DFT calculations and giant dielectric responses in (Ni 1/3 Nb 2/3 ) x Ti 1- x O 2 .

The origins of dielectric responses in Ni 2+ and Nb 5+ co-doped TiO 2 were explored considering intrinsic and extrinsic effects. DFT calculations demonstrated that Ni 2+ doping induced oxygen vacancies, while Nb 5+ doping generated free electrons. Theoretical predictions indicated complex defect dipoles forming in the rutile structure, contributing to overall dielectric responses. Theoretical calculations also showed a possible linear alignment of Ni 2+ -2Nb 5+ without oxygen vacancies, especially in high doping concentrations.
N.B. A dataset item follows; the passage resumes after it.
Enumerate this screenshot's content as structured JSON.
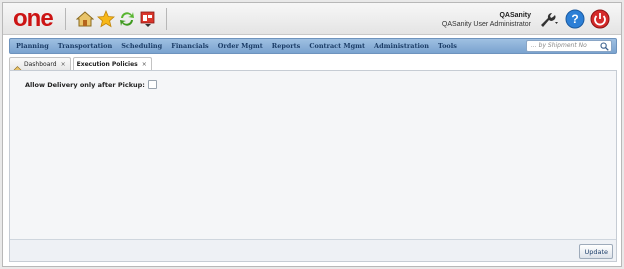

Experimentally, (Ni 1/3 Nb 2/3 ) x Ti 1- x O 2 ceramics ( x = 1%, 2.5%, and 10%) were synthesized. The substantial dielectric response at room temperature, attributed to factors like defect dipoles and grain boundary/surface barrier layer capacitor (GBLC/SBLC) effects, increased with higher doping levels. However, in a temperature range where GBLC/SBLC effects were suppressed, the dielectric response decreased with increased doping, likely due to self-charge compensation between Ni 2+ -2N b5+ . Notably, (Ni 1/3 Nb 2/3 ) x Ti 1- x O 2 with x = 2.5% exhibited a high dielectric permittivity of 10 4 and a low loss tangent of 0.029 at 1 kHz. Moreover, the dielectric permittivity changed by less than ±15% (compared to 25 °C) at 150 °C. This work provides an understanding of the origins of dielectric responses in co-doped TiO 2 and optimizes the doping concentration to achieve the best dielectric performance.